Why implement something which has already been implemented and test-proven?

C#, for one, has the NetTopologySuite which is the .NET port of the JTS Topology Suite.

Specifically, you have a severe flaw in your calculation. The earth is not a perfect sphere, and the approximation of the earth's radius might not cut it for precise measurements.

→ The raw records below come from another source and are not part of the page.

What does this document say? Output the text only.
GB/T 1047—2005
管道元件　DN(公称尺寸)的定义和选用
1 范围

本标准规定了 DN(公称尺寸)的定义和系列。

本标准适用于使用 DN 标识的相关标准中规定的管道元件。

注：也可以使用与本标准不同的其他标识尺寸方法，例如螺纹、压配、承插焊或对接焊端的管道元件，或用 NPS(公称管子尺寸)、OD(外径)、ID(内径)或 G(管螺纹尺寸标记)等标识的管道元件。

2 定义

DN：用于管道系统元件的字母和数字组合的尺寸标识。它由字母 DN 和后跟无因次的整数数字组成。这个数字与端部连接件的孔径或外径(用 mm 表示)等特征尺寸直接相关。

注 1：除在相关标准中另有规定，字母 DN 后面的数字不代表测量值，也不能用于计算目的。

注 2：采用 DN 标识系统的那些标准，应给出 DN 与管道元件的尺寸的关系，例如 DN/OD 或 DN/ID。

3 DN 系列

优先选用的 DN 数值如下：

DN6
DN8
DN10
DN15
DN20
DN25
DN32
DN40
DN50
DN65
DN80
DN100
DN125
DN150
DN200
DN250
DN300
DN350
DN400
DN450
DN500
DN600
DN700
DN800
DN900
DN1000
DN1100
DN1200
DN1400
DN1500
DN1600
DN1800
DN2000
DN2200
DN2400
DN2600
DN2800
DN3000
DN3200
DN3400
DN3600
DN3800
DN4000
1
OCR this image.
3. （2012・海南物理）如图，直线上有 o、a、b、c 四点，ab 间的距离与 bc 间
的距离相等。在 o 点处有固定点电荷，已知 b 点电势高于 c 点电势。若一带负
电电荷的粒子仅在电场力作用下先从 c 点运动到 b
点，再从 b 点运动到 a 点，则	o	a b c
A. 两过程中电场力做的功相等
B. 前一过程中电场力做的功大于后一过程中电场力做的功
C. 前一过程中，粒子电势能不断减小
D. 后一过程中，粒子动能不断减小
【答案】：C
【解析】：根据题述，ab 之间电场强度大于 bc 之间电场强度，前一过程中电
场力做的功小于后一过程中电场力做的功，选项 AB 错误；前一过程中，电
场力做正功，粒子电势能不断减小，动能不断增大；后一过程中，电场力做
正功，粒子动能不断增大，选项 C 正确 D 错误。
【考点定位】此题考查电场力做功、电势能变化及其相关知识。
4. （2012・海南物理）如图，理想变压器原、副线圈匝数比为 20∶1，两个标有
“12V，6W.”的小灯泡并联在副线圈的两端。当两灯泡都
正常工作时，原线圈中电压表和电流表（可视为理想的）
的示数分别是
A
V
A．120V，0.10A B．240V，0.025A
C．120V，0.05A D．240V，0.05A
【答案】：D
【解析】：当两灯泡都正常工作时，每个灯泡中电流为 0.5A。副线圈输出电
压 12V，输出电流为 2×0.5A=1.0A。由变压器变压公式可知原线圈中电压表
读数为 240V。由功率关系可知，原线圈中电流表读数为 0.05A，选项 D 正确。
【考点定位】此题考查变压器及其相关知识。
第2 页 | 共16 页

If in some cases it's acceptable to use homebrew functions, GIS is a good example of a field in which it is much preferred to use a reliable, test-proven library.

Answer 9

You can do it this way on Java.

public List<Double> convertGpsToECEF(double lat, double longi, float alt) {

    double a=6378.1;
    double b=6356.8;
    double N;
    double e= 1-(Math.pow(b, 2)/Math.pow(a, 2));
    N= a/(Math.sqrt(1.0-(e*Math.pow(Math.sin(Math.toRadians(lat)), 2))));
    double cosLatRad=Math.cos(Math.toRadians(lat));
    double cosLongiRad=Math.cos(Math.toRadians(longi));
    double sinLatRad=Math.sin(Math.toRadians(lat));
    double sinLongiRad=Math.sin(Math.toRadians(longi));
    double x =(N+0.001*alt)*cosLatRad*cosLongiRad;
    double y =(N+0.001*alt)*cosLatRad*sinLongiRad;
    double z =((Math.pow(b, 2)/Math.pow(a, 2))*N+0.001*alt)*sinLatRad;

    List<Double> ecef= new ArrayList<>();
    ecef.add(x);
    ecef.add(y);
    ecef.add(z);

    return ecef;


}

Answer 10

Coordinate[] coordinates = new Coordinate[3];
coordinates[0] = new Coordinate(102, 26);
coordinates[1] = new Coordinate(103, 25.12);
coordinates[2] = new Coordinate(104, 16.11);
CoordinateSequence coordinateSequence = new CoordinateArraySequence(coordinates);

Geometry geo = new LineString(coordinateSequence, geometryFactory);

CoordinateReferenceSystem wgs84 = DefaultGeographicCRS.WGS84;
CoordinateReferenceSystem cartesinaCrs = DefaultGeocentricCRS.CARTESIAN;

MathTransform mathTransform = CRS.findMathTransform(wgs84, cartesinaCrs, true);

Geometry geo1 = JTS.transform(geo, mathTransform);